Sonova Shortens Product Development Time for Hearing Aids and Implants with Model-Based Design
Challenge
Solution
Results
- Real-time prototypes updated in minutes, not days
- 80% of software libraries reused in platform
- Software quality improved
Rapid innovation is a hallmark of the hearing aid and hearing implant industry, and Sonova has consistently generated around 70% of its hearing instrument sales with products that have been on the market for less than two years.
Model-Based Design with MATLAB® and Simulink® helps the company stay ahead of the competition by enabling Sonova engineers to quickly develop new platforms, features, and products.
“With Model-Based Design we can rapidly develop new algorithms, immediately test them on real-time hardware, and reuse them in our platforms across multiple brands and products,” says Raoul Glatt, digital signal processing software manager at Sonova. “MATLAB and Simulink serve as a shared language for Sonova audiologists, signal processing engineers, and acoustics specialists to work together on new features and product ideas.”
Challenge
For a thorough evaluation of a new signal processing feature in a hearing instrument, the system’s output must often be made audible, not just observed on a scope or analyzed numerically and offline.
Sonova needed a way to rapidly translate design ideas into real-time signal processing prototypes that could be wired directly to hearing aid shells containing microphones and speakers. This real-time system would enable audiologists, acoustics specialists, and engineers to assess the truly perceived sound quality, which can be only partially expressed by loudness, sharpness, roughness, pitch, fluctuation strength, and other objective measures.
After identifying promising algorithms via prototyping and implementing them in C, Sonova needed a way to verify the implementations and package them for reuse in their platform and thereby across brand and product lines.
Solution
Sonova adopted MATLAB and Simulink for Model-Based Design to shorten product development times for its hearing instruments and implants.
Engineers explore new signal processing techniques and feature ideas by modeling them in Simulink. Designs are modeled primarily using addition, multiplication, and other basic operation blocks, but some higher-level functions are modeled using DSP System Toolbox™ and embedded MATLAB Function blocks.
After running preliminary simulations in Simulink, the engineers use Simulink Coder™ to generate C code from the model. They compile and deploy this code to a Speedgoat real-time machine running Simulink Real-Time™.

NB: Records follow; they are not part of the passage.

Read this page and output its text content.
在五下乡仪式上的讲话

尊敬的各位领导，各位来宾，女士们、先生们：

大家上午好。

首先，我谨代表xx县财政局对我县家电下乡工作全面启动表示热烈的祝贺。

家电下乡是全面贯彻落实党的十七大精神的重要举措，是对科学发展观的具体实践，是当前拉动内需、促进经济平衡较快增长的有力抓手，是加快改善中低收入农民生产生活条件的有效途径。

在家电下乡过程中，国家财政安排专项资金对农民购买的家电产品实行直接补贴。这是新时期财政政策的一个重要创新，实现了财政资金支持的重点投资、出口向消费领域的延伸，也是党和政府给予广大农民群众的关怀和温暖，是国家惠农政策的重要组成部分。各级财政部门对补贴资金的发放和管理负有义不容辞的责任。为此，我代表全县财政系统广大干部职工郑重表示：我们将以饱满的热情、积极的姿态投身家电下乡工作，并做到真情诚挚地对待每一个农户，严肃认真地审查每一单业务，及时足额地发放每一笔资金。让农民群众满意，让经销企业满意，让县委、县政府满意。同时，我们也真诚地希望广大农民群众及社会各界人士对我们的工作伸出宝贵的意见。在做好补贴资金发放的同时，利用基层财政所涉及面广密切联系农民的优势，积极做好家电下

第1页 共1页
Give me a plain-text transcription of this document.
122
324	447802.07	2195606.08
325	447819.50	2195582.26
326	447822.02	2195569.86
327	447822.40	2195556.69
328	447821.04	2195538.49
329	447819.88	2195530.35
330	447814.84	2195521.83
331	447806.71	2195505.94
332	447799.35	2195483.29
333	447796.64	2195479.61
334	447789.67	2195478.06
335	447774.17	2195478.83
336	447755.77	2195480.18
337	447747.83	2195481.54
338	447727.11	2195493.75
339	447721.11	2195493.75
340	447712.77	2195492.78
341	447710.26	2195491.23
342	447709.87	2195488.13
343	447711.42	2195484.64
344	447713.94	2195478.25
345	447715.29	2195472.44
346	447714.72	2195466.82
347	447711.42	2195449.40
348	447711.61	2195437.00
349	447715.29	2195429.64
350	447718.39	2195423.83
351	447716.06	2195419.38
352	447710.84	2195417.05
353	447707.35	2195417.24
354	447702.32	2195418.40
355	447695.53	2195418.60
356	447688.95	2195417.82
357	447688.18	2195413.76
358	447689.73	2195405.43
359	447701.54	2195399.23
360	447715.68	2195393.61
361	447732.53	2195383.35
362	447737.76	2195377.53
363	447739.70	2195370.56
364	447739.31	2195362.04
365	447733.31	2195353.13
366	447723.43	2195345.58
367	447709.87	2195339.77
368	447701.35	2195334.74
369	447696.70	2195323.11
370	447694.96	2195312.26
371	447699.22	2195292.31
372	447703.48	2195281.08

To conduct real-time tests of the prototype, they connect the Speedgoat system’s I/O interfaces to microphones and speakers in a stereolithography hearing aid shell in the acoustic lab. In addition to subjectively evaluating the audio output, the team captures data for postprocessing and analysis using MATLAB and DSP System Toolbox.
After refining the Simulink model based on the results of the real-time tests, engineers use it as a reference to produce highly optimized C code for Sonova’s DSP architecture, a proprietary solution designed to minimize power consumption.
The team developed a MATLAB user interface that integrates the workflows for modeling in Simulink and producing C code. They use this interface to create and execute test vectors that stimulate the model’s inputs and capture its output.
The same tests are ported to C and used to verify the C implementation.
Tested and verified Simulink component models and their corresponding C code become part of a DSP platform library and are available for reuse in product development.
In product development, multiple DSP platform components are integrated to create a full-featured hearing aid or hearing implant. Engineers generate an interactive web view of the corresponding Simulink models with Simulink Report Generator™ for internal customers in other technical units.
Engineering teams throughout the company use these reusable components to assemble complete hearing instrument signal processing systems. Like the individual C libraries, the complete integrated C code is also tested and verified using the MATLAB user interface.
Results
Real-time prototypes updated in minutes, not days. “We can iterate our design in Simulink, regenerate code with Simulink Coder, and be ready to conduct real-time tests with Simulink Real-Time in minutes,” says Glatt. “Without Model-Based Design, each improvement step on real-time hardware would typically take days.”
80% of software libraries reused in platform. “Approximately 80% of the libraries we develop with Simulink are reused in every product we build,” notes Glatt. “We bind our Simulink reference models with our C code, so what we see in our Simulink library is what we get from the C library. Development time for new products is shortened because we are reusing optimized, tested, and verified building blocks.”
Software quality improved. “Within Sonova, engineering teams using Model-Based Design have a lower rate of software defects per new signal processing feature,” says Glatt. “Higher-quality software is key to increasing the rapid rate of innovation and the success of our entire company.”